Hi,
On 2022-02-17 14:58:38 -0800, Nathan Bossart wrote:
> On Thu, Feb 17, 2022 at 02:28:29PM -0800, Andres Freund wrote:
> > As far as I understand, the primary concern are logical decoding serialized
> > snapshots, because a lot of them can accumulate if there e.g. is an old unused
> > / far behind slot. It should be easy to reduce the number of those snapshots
> > by e.g. eliding some redundant ones. Perhaps we could also make backends in
> > logical decoding occasionally do a bit of cleanup themselves.
> >
> > I've not seen reports of the number of mapping files to be an real issue?
>
> I routinely see all four of these tasks impacting customers, but I'd say
> the most common one is the temporary file cleanup.
I took temp file cleanup and StartupReorderBuffer() "out of consideration" for
custodian, because they're not needed during normal running.
> Besides eliminating some redundant files and having backends perform some
> cleanup, what do you think about skipping the logical decoding cleanup
> during end-of-recovery/shutdown checkpoints?
I strongly disagree with it. Then you might never get the cleanup done, but
keep on operating until you hit corruption issues.

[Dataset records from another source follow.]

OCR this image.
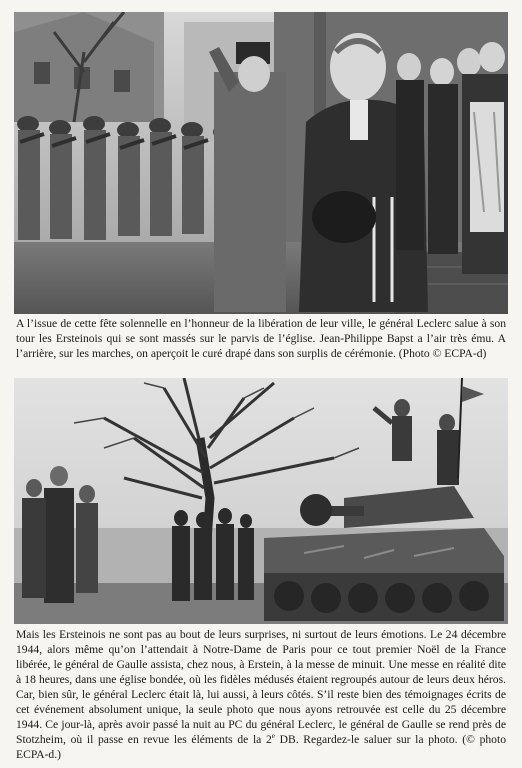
A l’issue de cette fête solennelle en l’honneur de la libération de leur ville, le général Leclerc salue à son tour les Ersteinois qui se sont massés sur le parvis de l’église. Jean-Philippe Bapst a l’air très ému. A l’arrière, sur les marches, on aperçoit le curé drapé dans son surplis de cérémonie. (Photo © ECPA-d)

Mais les Ersteinois ne sont pas au bout de leurs surprises, ni surtout de leurs émotions. Le 24 décembre 1944, alors même qu’on l’attendait à Notre-Dame de Paris pour ce tout premier Noël de la France libérée, le général de Gaulle assista, chez nous, à Erstein, à la messe de minuit. Une messe en réalité dite à 18 heures, dans une église bondée, où les fidèles médusés étaient regroupés autour de leurs deux héros. Car, bien sûr, le général Leclerc était là, lui aussi, à leurs côtés. S’il reste bien des témoignages écrits de cet événement absolument unique, la seule photo que nous ayons retrouvée est celle du 25 décembre 1944. Ce jour-là, après avoir passé la nuit au PC du général Leclerc, le général de Gaulle se rend près de Stotzheim, où il passe en revue les éléments de la 2e DB. Regardez-le saluer sur la photo. (© photo ECPA-d.)
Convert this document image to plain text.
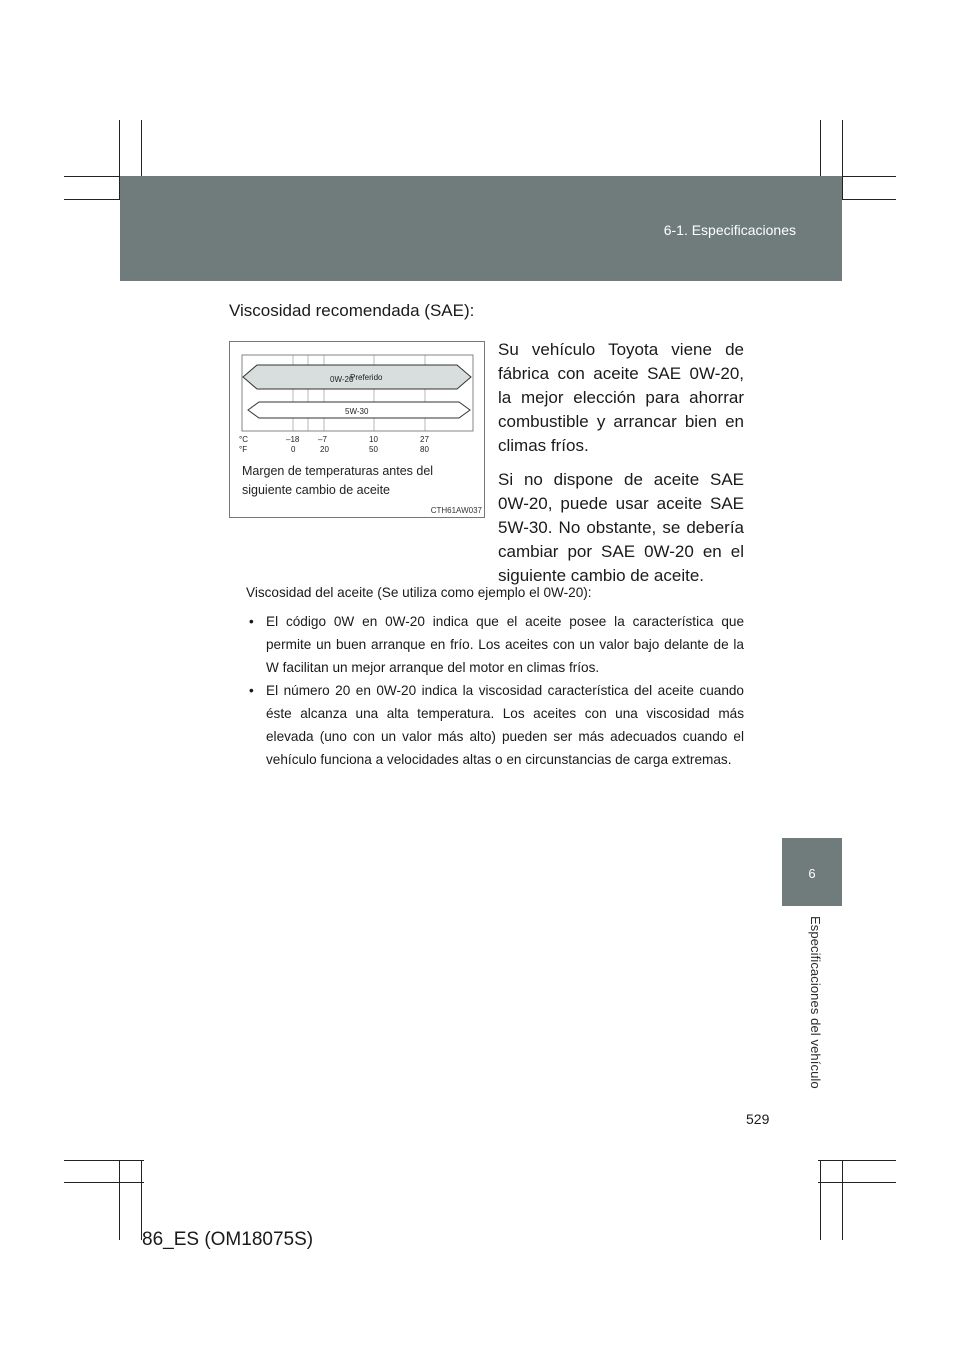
6-1. Especificaciones
6
Especificaciones del vehículo
529
86_ES (OM18075S)
Viscosidad recomendada (SAE):
0W-20
Preferido
5W-30
°C
°F
–18 –7	10	27
0	20	50	80
Margen de temperaturas antes del siguiente cambio de aceite
CTH61AW037

Su vehículo Toyota viene de fábrica con aceite SAE 0W-20, la mejor elección para ahorrar combustible y arrancar bien en climas fríos.

Si no dispone de aceite SAE 0W-20, puede usar aceite SAE 5W-30. No obstante, se debería cambiar por SAE 0W-20 en el siguiente cambio de aceite.

Viscosidad del aceite (Se utiliza como ejemplo el 0W-20):

• El código 0W en 0W-20 indica que el aceite posee la característica que permite un buen arranque en frío. Los aceites con un valor bajo delante de la W facilitan un mejor arranque del motor en climas fríos.

• El número 20 en 0W-20 indica la viscosidad característica del aceite cuando éste alcanza una alta temperatura. Los aceites con una viscosidad más elevada (uno con un valor más alto) pueden ser más adecuados cuando el vehículo funciona a velocidades altas o en circunstancias de carga extremas.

> > The improvements around deleting temporary files and serialized snapshots
> > afaict don't require a dedicated process - they're only relevant during
> > startup. We could use the approach of renaming the directory out of the way as
> > done in this patchset but perform the cleanup in the startup process after
> > we're up.
>
> Perhaps this is a good place to start. As I mentioned above, IME the
> temporary file cleanup is the most common problem, so I think even getting
> that one fixed would be a huge improvement.
Cool.
Greetings,
Andres Freund